Play therapy is a psychotherapeutic approach primarily used to help children ages 3 to 12 explore their lives and freely express repressed thoughts and emotions through play. Therapeutic play takes place in a safe, comfortable playroom, where very few rules or limits are imposed on the child, encouraging free expression and allowing the therapist to observe the child’s choices, decisions, and play style. The goal is to help children learn to express themselves in healthier ways, become more respectful and empathetic, and discover new and more positive ways to solve problems.
+ When is play therapy helpful?
Therapeutic play is used to help children with social or emotional difficulties learn to communicate better, change their behaviour, develop problem-solving skills, and relate to others in positive ways. It is appropriate for children undergoing or witnessing stressful events in their lives, such as a serious illness or hospitalization, domestic violence, abuse, trauma, a family crisis, or an upsetting change in their environment. Play therapy can help children with academic and social problems, learning disabilities, behavioural disorders, anxiety, depression, grief, or anger, as well as those with attention deficit disorders or who are on the autism spectrum.
+ What can I expect from play therapy?
We will conduct an initial intake interview with the parent, to collect information about the child, and make an assessment prior to beginning treatment. In the playroom, the child is encouraged to play with very specific types of toys that encourage self-expression and facilitate the learning of positive behaviours. Play therapy is best delivered through weekly sessions that last up to 45 minutes each (research shows that longer gaps in between sessions are less effective in young children). A follow up 15-minute phone call is then conducted after the session (at a time suitable to the parent) to give feedback about the session and provide suggestions for adjustments to support within the home environment (to increase the benefits of the progress the child is making during sessions).

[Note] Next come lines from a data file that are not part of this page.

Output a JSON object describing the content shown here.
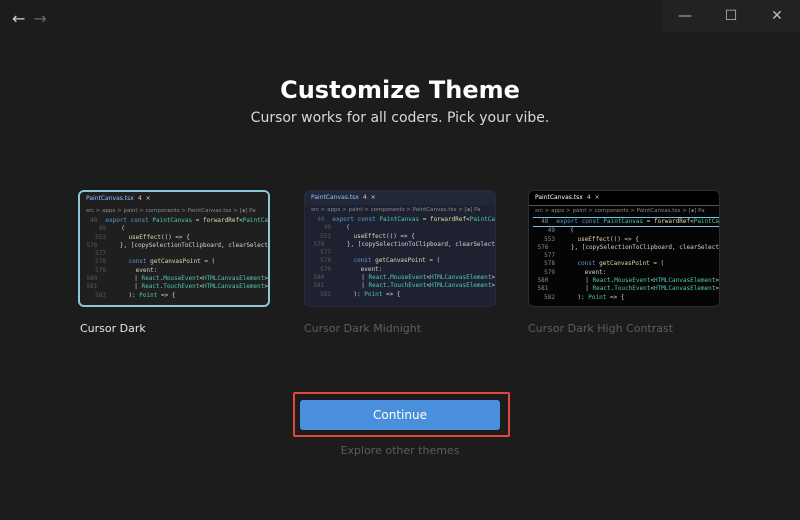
{
  "window": {
    "nav_back": "←",
    "nav_forward": "→",
    "controls": {
      "minimize": "—",
      "maximize": "☐",
      "close": "✕"
    }
  },
  "header": {
    "title": "Customize Theme",
    "subtitle": "Cursor works for all coders. Pick your vibe."
  },
  "preview": {
    "tab_file": "PaintCanvas.tsx",
    "tab_count": "4",
    "tab_close": "×",
    "breadcrumb": "src > apps > paint > components > PaintCanvas.tsx > [∎] Pa",
    "lines": [
      {
        "n": "48",
        "code": "export const PaintCanvas = forwardRef<PaintCa"
      },
      {
        "n": "49",
        "code": "  ("
      },
      {
        "n": "553",
        "code": "    useEffect(() => {"
      },
      {
        "n": "576",
        "code": "    }, [copySelectionToClipboard, clearSelect"
      },
      {
        "n": "577",
        "code": ""
      },
      {
        "n": "578",
        "code": "    const getCanvasPoint = ("
      },
      {
        "n": "579",
        "code": "      event:"
      },
      {
        "n": "580",
        "code": "        | React.MouseEvent<HTMLCanvasElement>"
      },
      {
        "n": "581",
        "code": "        | React.TouchEvent<HTMLCanvasElement>"
      },
      {
        "n": "582",
        "code": "    ): Point => {"
      }
    ]
  },
  "themes": [
    {
      "name": "Cursor Dark",
      "selected": true
    },
    {
      "name": "Cursor Dark Midnight",
      "selected": false
    },
    {
      "name": "Cursor Dark High Contrast",
      "selected": false
    }
  ],
  "actions": {
    "continue_label": "Continue",
    "explore_label": "Explore other themes"
  },
  "colors": {
    "accent": "#4a8fdc",
    "selected_border": "#8fc6dc",
    "focus_ring": "#e0483e"
  }
}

+ Our family has NDIS funding, can we use this to access services with Ocean Grace?
Ocean Grace is a registered NDIS provider. This means that whether you are self-managed, plan managed or have a service coordinator you can use your funding to access our services. Ocean Grace offers the following supports through NDIS:
· Behaviour supports (including writing and implementing Positive Behaviour Support Plans) · Therapeutic supports – one on one counselling for children and adults · Early childhood supports – supporting parents of children with disabilities to implement routines and behaviour management strategies.

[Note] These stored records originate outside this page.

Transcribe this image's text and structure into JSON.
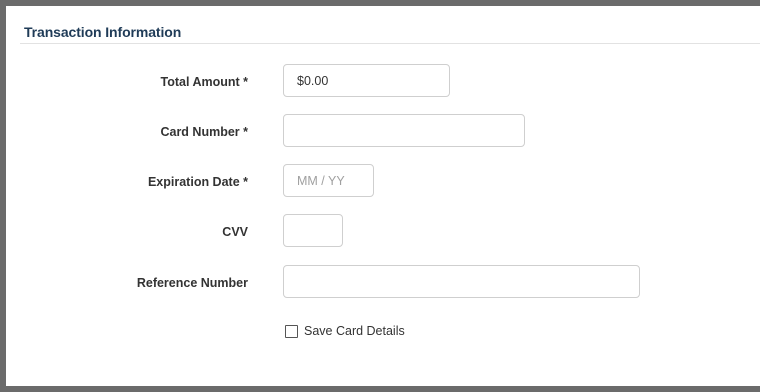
{
  "section": {
    "title": "Transaction Information"
  },
  "form": {
    "total_amount": {
      "label": "Total Amount *",
      "value": "$0.00"
    },
    "card_number": {
      "label": "Card Number *",
      "value": ""
    },
    "expiration_date": {
      "label": "Expiration Date *",
      "placeholder": "MM / YY"
    },
    "cvv": {
      "label": "CVV",
      "value": ""
    },
    "reference_number": {
      "label": "Reference Number",
      "value": ""
    },
    "save_card": {
      "label": "Save Card Details",
      "checked": false
    }
  }
}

+ WCan we access couples counselling if we are not married?
Yes. Couples counselling is for all sorts of couples, including de facto couples, couples living apart, gay and lesbian couples, parent/child, siblings, friends or work colleagues. Couples counselling works to improve your relationship, regardless of the nature of that relationship. Mediation can also benefit non-romantic couples who are in conflict.
+ We are interested in couples counselling, but first we would each like to talk to the therapist privately. Is this possible?

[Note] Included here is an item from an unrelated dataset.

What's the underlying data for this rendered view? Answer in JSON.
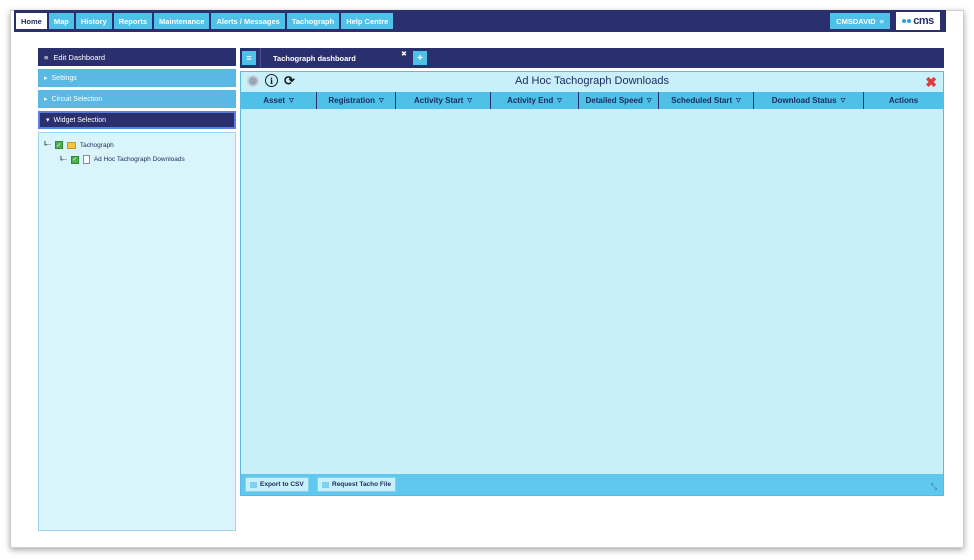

If you are wanting to work together on your relationship then we usually recommend that you meet the counsellor together for your first session, so that you commence counselling on an even playing field. If you commence counselling alone, and subsequently decide to invite your partner to join you, your counsellor may suggest that you see another, independent couple’s counsellor for your relationship needs.
+ Will the couple’s therapy save my relationship or marriage?
Couples counselling will help you and your partner develop better communication skills and rekindle lost intimacy. However, couples counselling does not necessarily ‘save’ your relationship. Sometimes couples counselling helps couples to realise that they should not be together, in which case it can greatly aid the process of separation.
+ My partner doesn’t want couples counselling though I do, what are my options?
We would not encourage people to come along to sessions against their will. There may, however, be a benefit in you attending individual sessions yourself and sharing information with your partner.